La femme de bois

Tu connais l’histoire de la femme de Loth, elle s’est retournée et a été changée en statue de pierre. Peut-être pour dire au monde qu’à trop vouloir regarder le passé, on risque de ne plus avancer.

C’est ce qu’ils disent, mais il faut bien qu’ils disent quelque chose.

Il y a aussi cette femme de bois. Là ce n’est pas elle qui s’est retournée, mais le berger, enfin, celui qui l’avait faite.
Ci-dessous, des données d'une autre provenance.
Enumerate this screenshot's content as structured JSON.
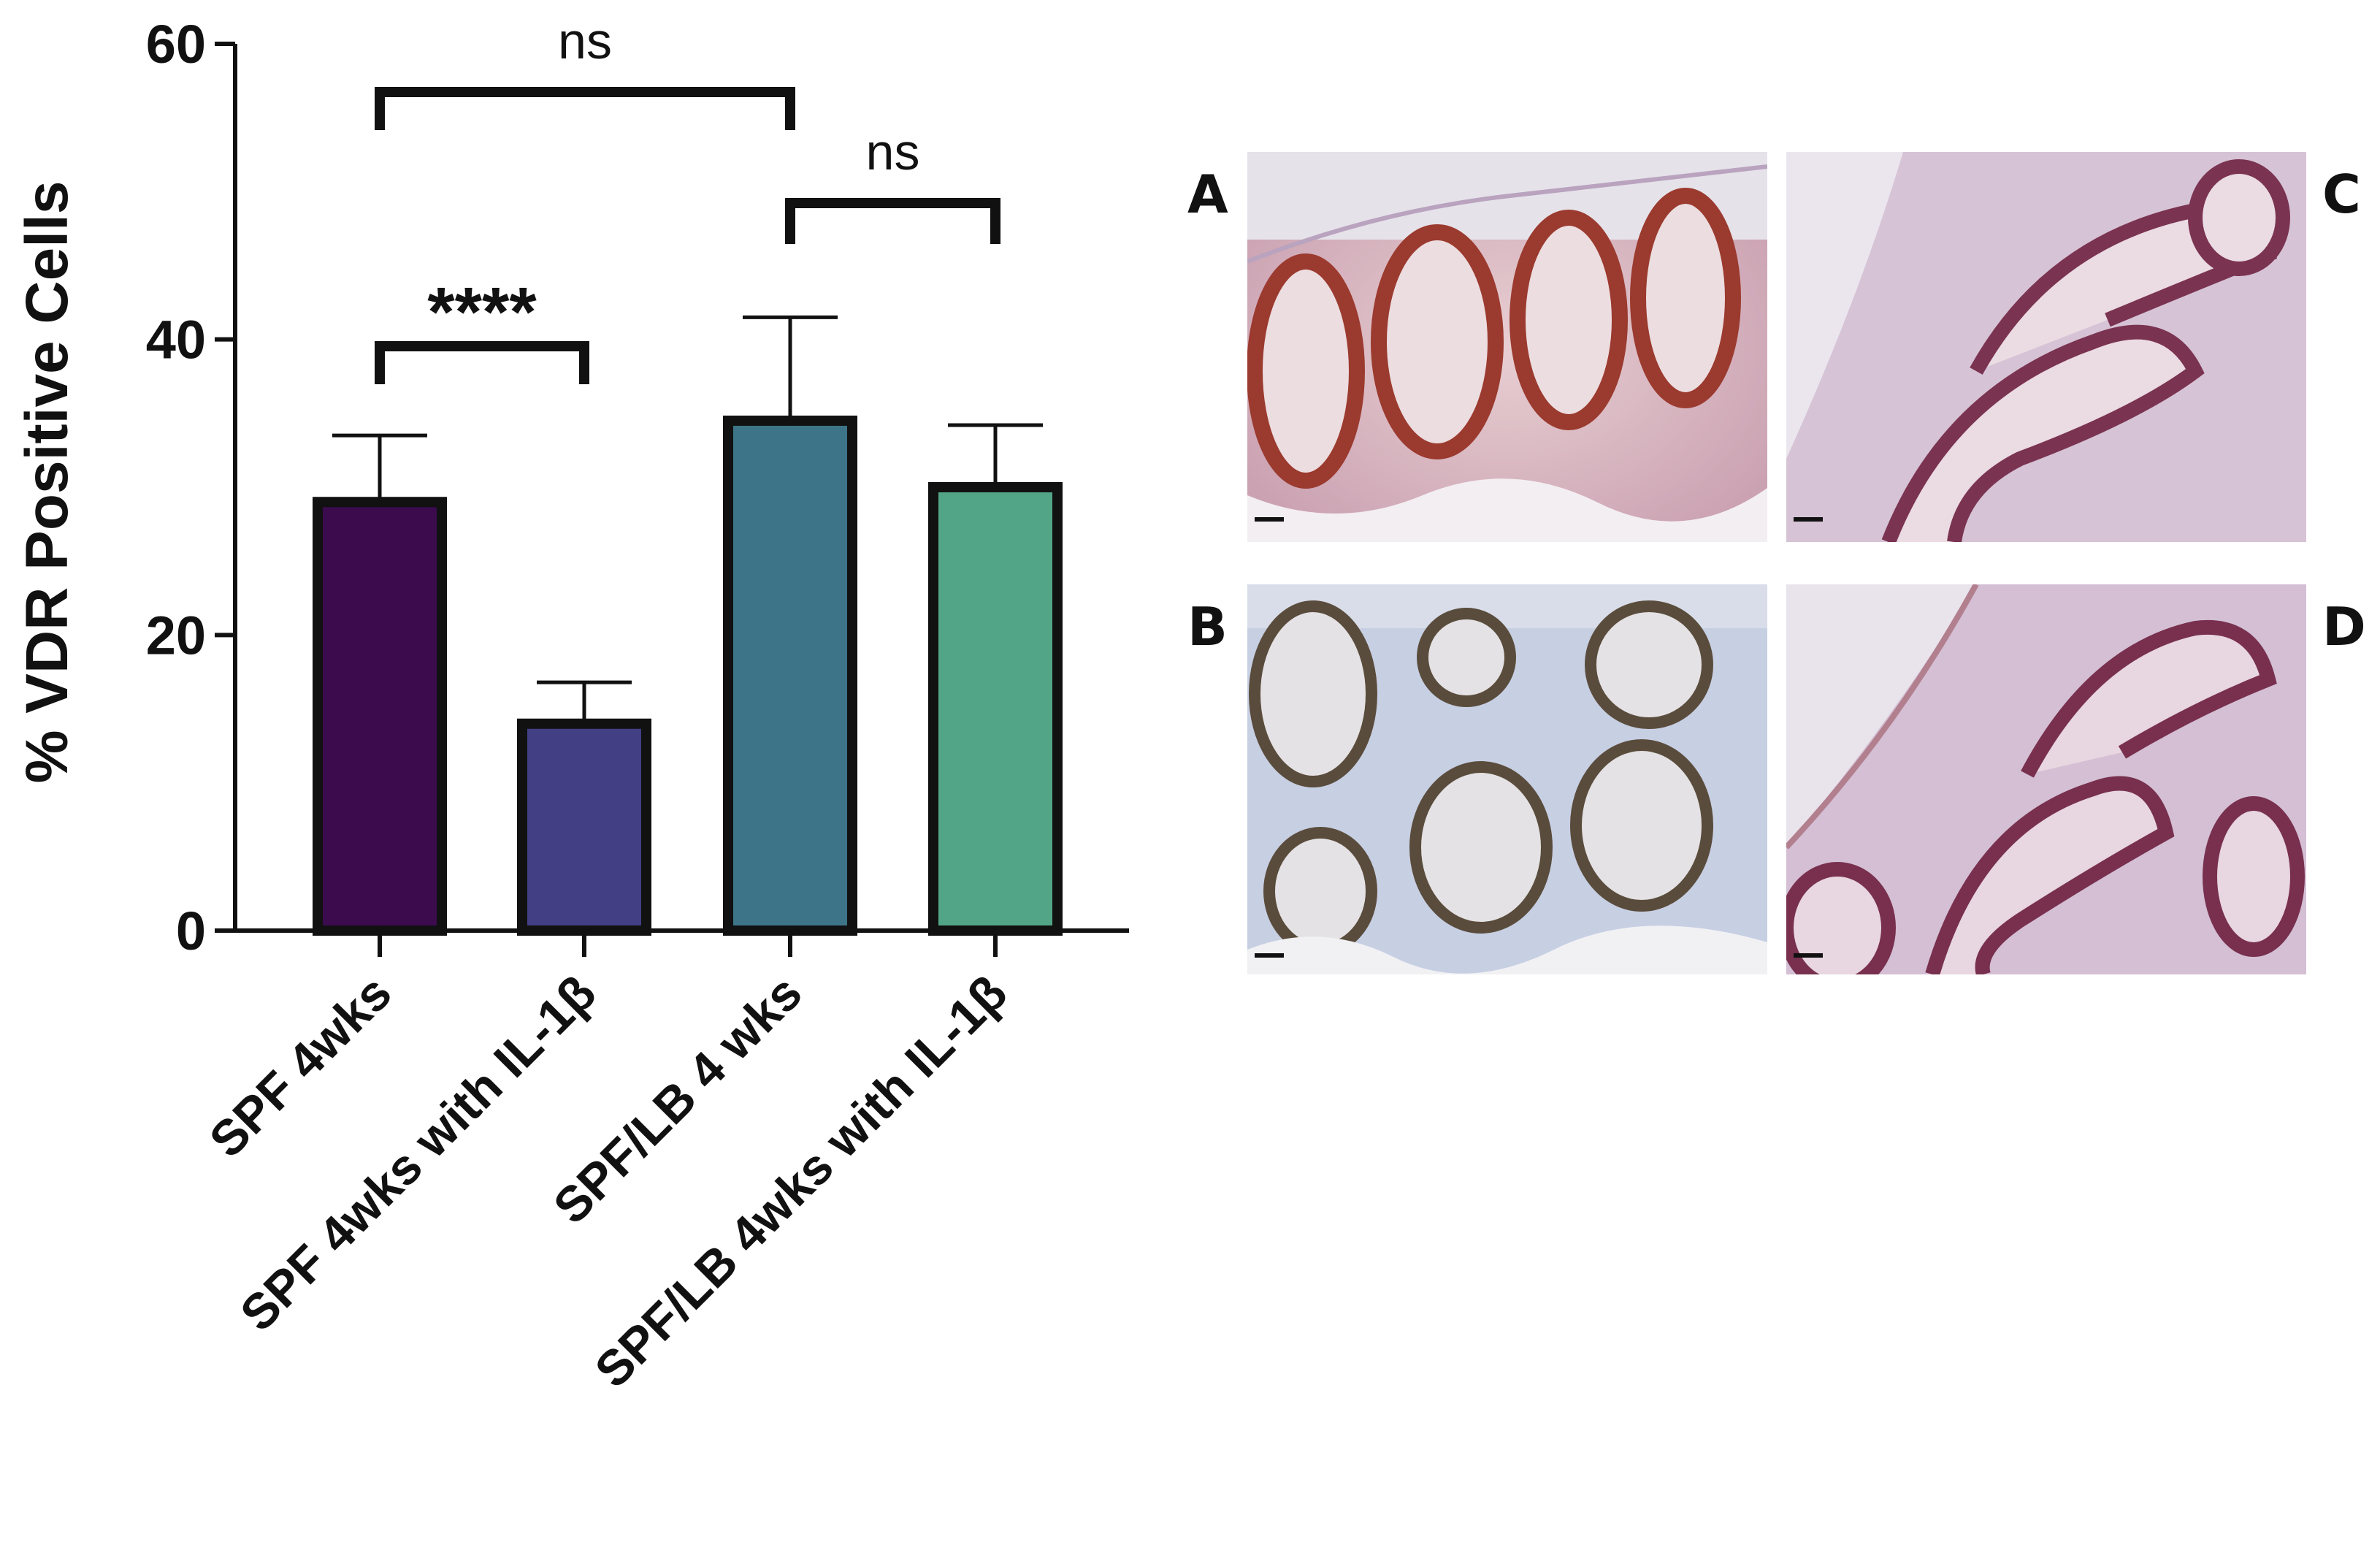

Tout ça pour dire qu’il y a quelque chose d’autre à voir que vouloir voir  le droit devant.

C’est une affaire de femmes, et d’ailleurs, si tu regardes bien, dès qu’on parle de lune, tout est affaire de femmes.

Les femmes sont femmes comme la lune est lune, l’une et l’autre ont une part de Séléné, de bons et de mauvais moments ;  et puis il y a ces femmes qui s’ébattent dans les sabbats les nuits de pleine lune, mais c’est une autre histoire.

T’as qu’à voir Verlaine, “de chaque branche part une voix“.  Bon d’accord, c’est l’heure exquise. l’heure, la branche, la voix, la lune ; de la douceur et rien d’autre. Tout est affaire de décor.

Mais là n’est pas la question.

C’est ce berger là, loin la bas sur les causses. Le jour, les brebis, le chien qui les remet en place, le beau temps, le vent. Tout ça c’est du temps qui passe.

Mais la nuit?

La nuit, c’est l’ennui ; un besoin de femme qui monte tous les jours les marches de sa solitude, alors il en peut plus de la vouloir.

Il y a ce gros tilleul la bas, son tronc lisse comme la peau d’une fille de lune, son tronc qu’il s’est lassé d’enlacer. Ce tronc qui cache des formes à venir ; celle de la femme de bois.

Alors il sculpte, polit, caresse, fait petit à petit apparaitre la bergère à la peau blanche de lune.

Il la fait si belle qu’une nuit il entend sa voix ” Je suis nue berger, tournes toi, ne me regardes pas m’habiller“.

Quelle drôle d’idée, pourquoi se cacher ? il l’a sculptée nue, caressé toutes ses formes, effleuré son intimité….Il s’est retourné ; et la femme de bois s’est enfuie.

On raconte que depuis, le berger court après la femme de bois sans pouvoir jamais l’atteindre.

On dit chez les bergers qu’il mettra cent ans à poursuivre son ombre, et autant de temps à la rattraper.